Editor's note: After shocks such as the Covid-19 pandemic, inflation, post-Covid-19 difficulties, conflicts and natural disasters, many developing countries have had to shoulder additional foreign debt. Now, the ability to repay debts and develop the economy of these countries is facing great challenges. Many solutions have been proposed to help developing economies avoid falling into bad debt.

Current situation

When the US Federal Reserve raised interest rates on Treasury bonds in March 2022, currencies in low-income countries plummeted in value and governments lost access to capital markets. In sub-Saharan Africa, 19 countries were unable, or at high risk, to repay their debts.

Violent protests began in Nairobi, Kenya in June 2022 as a direct response to the government's proposal for a finance bill that would increase taxes to pay off foreign debt. Kenya's debt burden has forced the country's leaders to slash the federal budget, including health spending, to pay for debt repayments.

The government has also delayed civil servant salaries. Nairobi will have to issue international bonds in February 2023 at a sky-high 10% interest rate, compared with around 6% for bonds it issued in 2021, to refinance existing debt and meet development needs. Kenya is currently spending 75% of its tax revenue on debt servicing.

As governments divert more and more resources to servicing their debt burdens, they will have less money for investments that improve people’s lives. The total value of interest payments by the world’s 75 poorest countries, more than half of which are in Africa, has quadrupled over the past decade. By 2024, they are expected to spend more than $185 billion, or about 7.5% of their GDP, on debt servicing.

That’s more than the combined annual spending by these countries on health, education and infrastructure, according to the World Bank. Stagnant growth has reduced countries’ ability to contain infectious diseases amid the growing impacts of climate change, increasing political instability and forcing people to migrate.
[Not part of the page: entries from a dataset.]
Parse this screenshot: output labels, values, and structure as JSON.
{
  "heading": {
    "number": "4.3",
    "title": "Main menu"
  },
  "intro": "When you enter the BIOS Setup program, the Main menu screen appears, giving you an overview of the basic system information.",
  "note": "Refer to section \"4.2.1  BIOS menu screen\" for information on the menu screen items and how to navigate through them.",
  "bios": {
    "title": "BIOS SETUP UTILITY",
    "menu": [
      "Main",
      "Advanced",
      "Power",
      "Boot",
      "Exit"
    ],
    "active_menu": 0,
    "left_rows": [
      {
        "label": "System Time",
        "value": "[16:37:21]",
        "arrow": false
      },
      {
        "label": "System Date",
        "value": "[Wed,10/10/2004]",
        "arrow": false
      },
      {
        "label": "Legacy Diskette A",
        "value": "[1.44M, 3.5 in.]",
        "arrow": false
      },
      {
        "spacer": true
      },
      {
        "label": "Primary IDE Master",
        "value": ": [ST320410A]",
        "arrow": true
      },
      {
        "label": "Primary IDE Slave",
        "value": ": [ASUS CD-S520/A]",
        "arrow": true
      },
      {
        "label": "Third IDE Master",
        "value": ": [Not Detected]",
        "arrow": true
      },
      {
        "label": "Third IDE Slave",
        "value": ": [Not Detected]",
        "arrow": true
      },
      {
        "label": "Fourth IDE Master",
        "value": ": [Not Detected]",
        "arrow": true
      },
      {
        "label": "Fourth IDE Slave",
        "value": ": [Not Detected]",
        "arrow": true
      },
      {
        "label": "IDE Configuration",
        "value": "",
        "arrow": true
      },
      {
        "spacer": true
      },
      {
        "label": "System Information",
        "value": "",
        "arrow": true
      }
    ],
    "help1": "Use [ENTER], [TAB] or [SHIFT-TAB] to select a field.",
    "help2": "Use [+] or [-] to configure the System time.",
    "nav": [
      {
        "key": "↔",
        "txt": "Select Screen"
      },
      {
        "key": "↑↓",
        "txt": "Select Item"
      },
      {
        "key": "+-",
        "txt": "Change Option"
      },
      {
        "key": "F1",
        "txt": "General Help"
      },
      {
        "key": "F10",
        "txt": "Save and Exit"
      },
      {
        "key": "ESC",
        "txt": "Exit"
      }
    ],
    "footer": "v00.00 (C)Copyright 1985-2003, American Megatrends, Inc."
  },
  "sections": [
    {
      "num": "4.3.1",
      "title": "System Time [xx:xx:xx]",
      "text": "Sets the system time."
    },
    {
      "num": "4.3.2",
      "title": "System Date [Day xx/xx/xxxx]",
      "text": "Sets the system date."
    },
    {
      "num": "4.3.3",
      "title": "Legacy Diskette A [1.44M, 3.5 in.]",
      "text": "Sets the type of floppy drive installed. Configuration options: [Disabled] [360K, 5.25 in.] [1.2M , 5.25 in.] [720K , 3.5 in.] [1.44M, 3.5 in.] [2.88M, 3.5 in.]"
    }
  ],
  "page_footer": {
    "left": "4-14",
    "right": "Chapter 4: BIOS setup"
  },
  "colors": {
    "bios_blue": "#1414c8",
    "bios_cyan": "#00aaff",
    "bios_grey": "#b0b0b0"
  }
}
Nearly 40% of countries eligible for development aid from the World Bank now have lower GDP per capita than before the pandemic, in what the World Bank describes as a “historic reversal in development.”

vicious circle

To better understand the plight of foreign debt, consider Ethiopia. In the 1980s, it was one of the poorest countries in the world and suffered a devastating famine. Yet it has become one of the world’s greatest health and development success stories.

Between 2000 and 2019, deaths from infectious diseases were halved, under-five mortality fell by two-thirds, and maternal mortality fell by three-quarters. Access to sanitation and clean water also improved dramatically. Between 2004 and 2019, Ethiopia’s GDP per capita increased by almost 200%, and its economy grew by about 10% per year.

But in recent years, those gains have been lost. Ethiopia has suffered from a series of overlapping crises, from a disease outbreak to a brutal civil war in Tigray. Hundreds of thousands of civilians have died, compounded by natural disasters such as drought, floods and swarms of billions of locusts. With tax revenues dwindling, international aid for basic health and development has fallen to its lowest level in nearly a decade.

The Ethiopian government does not have the money to cope or meet the needs of its more than 120 million people. Debt has become the largest item in the government budget, while investment in human development has stagnated. The government spent just $8 per capita on health compared to $26 on debt servicing in the fiscal year ending July 2021.

Plans to transform the country’s health system have been put on hold. Without adequate funding and stable salaries, health workers are leaving the profession. A vicious cycle of reduced investment in health and development due to lack of financial resources leads to reduced economic growth and consequently reduced health spending.